Milan, 27 June 2020
This post was going to be about the oleander, but as often happens when I surf the web I disappeared down some fascinating rabbit holes along the way. So while I will discuss the oleander I will also throw in a couple of disparate facts linked more or less tenuously to the oleander.
First the oleander. The walks which my wife and I have been taking recently on the Ligurian coast have led us past many an example of this fine plant, whose showy red and pink flowers have lit up our way, especially when we have been traversing urban sections of our walks.
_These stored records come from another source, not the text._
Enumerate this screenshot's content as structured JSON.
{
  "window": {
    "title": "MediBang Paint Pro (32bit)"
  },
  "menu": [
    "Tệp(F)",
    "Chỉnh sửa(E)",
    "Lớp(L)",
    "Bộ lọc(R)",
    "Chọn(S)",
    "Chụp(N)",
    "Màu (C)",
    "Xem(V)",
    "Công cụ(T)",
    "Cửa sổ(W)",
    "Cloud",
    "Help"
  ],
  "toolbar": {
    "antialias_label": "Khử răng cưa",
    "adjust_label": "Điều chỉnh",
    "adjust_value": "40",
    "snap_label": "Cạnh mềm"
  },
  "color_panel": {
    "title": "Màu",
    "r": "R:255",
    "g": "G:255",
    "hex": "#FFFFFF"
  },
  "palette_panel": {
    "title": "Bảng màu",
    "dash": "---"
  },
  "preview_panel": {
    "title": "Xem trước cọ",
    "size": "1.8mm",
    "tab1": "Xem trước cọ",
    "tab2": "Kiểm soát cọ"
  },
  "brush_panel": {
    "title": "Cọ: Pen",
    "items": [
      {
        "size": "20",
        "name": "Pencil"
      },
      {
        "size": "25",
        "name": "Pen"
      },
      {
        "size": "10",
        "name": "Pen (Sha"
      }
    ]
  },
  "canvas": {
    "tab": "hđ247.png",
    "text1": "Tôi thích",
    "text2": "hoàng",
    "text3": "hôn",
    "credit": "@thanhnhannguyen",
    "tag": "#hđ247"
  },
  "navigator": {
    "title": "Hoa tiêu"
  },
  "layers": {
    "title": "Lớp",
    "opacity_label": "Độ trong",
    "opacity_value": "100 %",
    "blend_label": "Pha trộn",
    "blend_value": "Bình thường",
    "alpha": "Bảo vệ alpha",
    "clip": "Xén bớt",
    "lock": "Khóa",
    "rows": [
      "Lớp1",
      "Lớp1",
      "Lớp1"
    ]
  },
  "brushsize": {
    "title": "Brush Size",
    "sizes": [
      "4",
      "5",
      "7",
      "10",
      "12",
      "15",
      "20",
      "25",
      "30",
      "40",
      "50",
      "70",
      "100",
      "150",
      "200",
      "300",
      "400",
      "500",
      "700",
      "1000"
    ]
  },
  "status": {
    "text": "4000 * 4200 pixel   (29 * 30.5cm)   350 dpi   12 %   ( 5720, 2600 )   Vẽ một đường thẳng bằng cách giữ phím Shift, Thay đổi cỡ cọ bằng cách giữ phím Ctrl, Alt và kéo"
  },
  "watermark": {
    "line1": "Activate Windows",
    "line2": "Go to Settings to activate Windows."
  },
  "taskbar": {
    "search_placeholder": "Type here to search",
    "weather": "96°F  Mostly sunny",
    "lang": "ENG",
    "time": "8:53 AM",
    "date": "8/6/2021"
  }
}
As usual, after quietly enjoying at this display from Nature, I looked to the plant’s history, to see where it had originally come from (not believing for a minute that it could be native to Liguria). What I found was, I suppose, a testimony to its enduring attraction to humans as well as to its toughness and endurance: enduring attraction to humans because it’s been domesticated for such a long time that no-one can make out its original home – South to South-West Asia seems to the best guess; toughness and endurance because even when taken out of its native habitat it has survived and thrived and created new homes for itself – here is a picture of oleander which has gone native in northern Israel, growing along the side of streams.

It has gone similarly native in many places, from Portugal and Morocco in the west to Yunnan in China in the east.
Its toughness and endurance has made it a popular plant to use in unforgiving environments, like the median strips of highways: you can’t get much tougher than that – poor, stony soil, little water, fumes from the passing cars, collection point for all the rubbish that people throw out of their cars, or that drop off their cars. As a bonus, it almost makes highways look pretty.

One of the first things that struck me when I went to Sicily was the oleander bushes along the highways there, the flowers turning what was really a very sterile environment into a pleasure to look at as the car whizzed down the highway.
The only other thing to note about oleander is its poisonous effects on humans and other animals. Every part of the plant is poisonous: in a word, beautiful but deadly. A couple of books have had as plot devices the murder of someone with oleander. For me, the best is Dragonwyck, not so much for the book as for the 1946 film made from the book. It has Vincent Price, a slimy smoothie if there ever was one, who does in his wife with oleander. We have him here staring broodingly at the fatal oleander plant.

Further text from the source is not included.